Отец говорил, словно приказывал. Он знал характер сына и привык к тому, что тот всегда подчиняется ему, если даже в душе и не вполне с ним согласен. Но Синчхоля поражало поведение отца. Не настолько же он невежествен, чтобы, решая вопрос, касающийся всей жизни, пренебрегать мнением того, о ком идет речь.

– Сейчас придет отец Окчоми, так ты не ломайся, соглашайся с охотой... Подумай, можно ли пренебрегать таким счастьем? Я знаю, ты сейчас упрямишься из‑за пустой фантазии, а это уже вышло из моды. И у меня в свое время голова от фантазий распухала, да скоро до тюрьмы дофантазировался... Теперь я от таких соблазнов держусь подальше. Представь себе, если теперь мне придется уйти со службы, на что мы жить будем? Весной ты выдержишь, надо надеяться, экзамен на советника, и можно быть совершенно спокойным. При соответствующей помощи ты со. временем легко выдвинешься... Понятно? А состоится этот брак – перед тобой тем более откроются светлые перспективы. Ведь отец о твоем будущем печется, – понизив голос, увещевал он его.

Синчхолю с самого начала были ясны соображения отца, но, слушая сейчас его доводы, он понял, что тот и не может рассуждать иначе. Сейчас отец думает о нем как о единственном наследнике этого дома. Есть еще младший братишка – Ёнчхоль, но он еще маленький, к тому же постоянно хворает...

Итак, по словам отца, выдержать экзамен на высшего гражданского чиновника, стать зятем в зажиточном доме, да еще наследником этого дома, – и до конца дней своих не будешь знать ни печали, ни забот. А что не лежит душа к женитьбе, то это чистое ребячество!

– Папа! Да как же можно жениться из одной только выгоды, не испытывая никаких чувств?!

Отец, не ожидавший такого упорного сопротивления сына, удивился.

– Мм... Никаких чувств? А чего ради ты поехал в дом Окчоми и пробыл там почти три месяца? Да еще чуть не каждый день разгуливал с ней?

Синчхоль слегка смутился под пронзительным взглядом отца.

– Хоть кого возьми: приехал в дом к девушке и пробыл не день, не два, а два‑три месяца. Кто же будет иначе думать? Ну, что скажешь?

Синчхоль растерянно молчал.

– Не пойму, что это – легкомыслие? Столько времени провели вместе, вряд ли она тебе так уж противна... – настаивал отец.

Синчхоль не выдержал. Не в силах подавить вспыхнувшего в нем протеста, он воскликнул:

– Отец! Это слишком! Разве нельзя сколько угодно гулять вместе, нельзя проводить время, оставаясь просто друзьями? Это феодальные предрассудки: побыли мужчина с женщиной вместе – и уж связаны друг с другом какими‑то обязательствами. Чушь! Я уважал Окчоми как воспитанницу моего отца... Они тоже сердечно принимали меня как сына учителя Окчоми, из почтения к тебе, не отпускали... Ну и так день шел за днем... У меня и в мыслях не было считать ее своей невестой.

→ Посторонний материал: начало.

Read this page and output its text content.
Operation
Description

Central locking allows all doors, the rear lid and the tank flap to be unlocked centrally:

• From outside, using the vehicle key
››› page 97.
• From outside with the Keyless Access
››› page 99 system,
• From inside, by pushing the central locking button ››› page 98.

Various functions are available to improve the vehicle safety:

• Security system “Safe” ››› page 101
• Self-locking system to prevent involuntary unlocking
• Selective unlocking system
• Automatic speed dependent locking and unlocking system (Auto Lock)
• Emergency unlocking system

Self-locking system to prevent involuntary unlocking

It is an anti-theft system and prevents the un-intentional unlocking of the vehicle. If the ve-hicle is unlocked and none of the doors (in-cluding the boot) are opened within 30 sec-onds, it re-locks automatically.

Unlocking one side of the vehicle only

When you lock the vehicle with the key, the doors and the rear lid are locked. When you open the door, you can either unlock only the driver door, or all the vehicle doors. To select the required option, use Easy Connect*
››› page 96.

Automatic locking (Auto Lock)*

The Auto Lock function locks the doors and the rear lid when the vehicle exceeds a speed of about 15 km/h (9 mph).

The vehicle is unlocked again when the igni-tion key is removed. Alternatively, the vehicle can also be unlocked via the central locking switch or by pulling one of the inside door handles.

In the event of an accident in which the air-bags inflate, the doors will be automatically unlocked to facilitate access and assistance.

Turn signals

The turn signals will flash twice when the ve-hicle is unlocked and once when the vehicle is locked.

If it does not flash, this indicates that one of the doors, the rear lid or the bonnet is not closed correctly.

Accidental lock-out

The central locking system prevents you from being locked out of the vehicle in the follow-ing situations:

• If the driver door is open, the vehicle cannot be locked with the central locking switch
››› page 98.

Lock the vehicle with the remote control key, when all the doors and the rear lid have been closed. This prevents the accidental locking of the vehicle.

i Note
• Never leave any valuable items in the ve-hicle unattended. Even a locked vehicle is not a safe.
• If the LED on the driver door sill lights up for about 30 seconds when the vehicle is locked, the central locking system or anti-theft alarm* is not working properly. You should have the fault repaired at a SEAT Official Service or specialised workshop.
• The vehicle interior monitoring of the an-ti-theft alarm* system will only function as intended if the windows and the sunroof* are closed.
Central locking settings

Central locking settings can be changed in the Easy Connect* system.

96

– Слушать тошно! При чем тут феодальные предрассудки? Для них, думаешь, тоже в порядке вещей, если мужчина и девушка так просто проводят время друг с другом? И если ты теперь откажешься жениться, мне первому нельзя будет нигде появиться! А... ты лучше скажи, что это у тебя за книжки на столе? Отец пачку табаку свободно купить не может, а ты всякие ненужные книжонки покупаешь. Начитался всякой ерунды, вот и твердишь: феодальный или еще там какой. Как ты с отцом говоришь?! – начал раздражаться отец. – Что за манеру завел? Паршивец, совсем от рук отбился, невежа! А еще университет окончил!

Отец понял, что надежды, которые он возлагал на сына, рухнули, его охватило негодование, и с каждой минутой он распалялся все более.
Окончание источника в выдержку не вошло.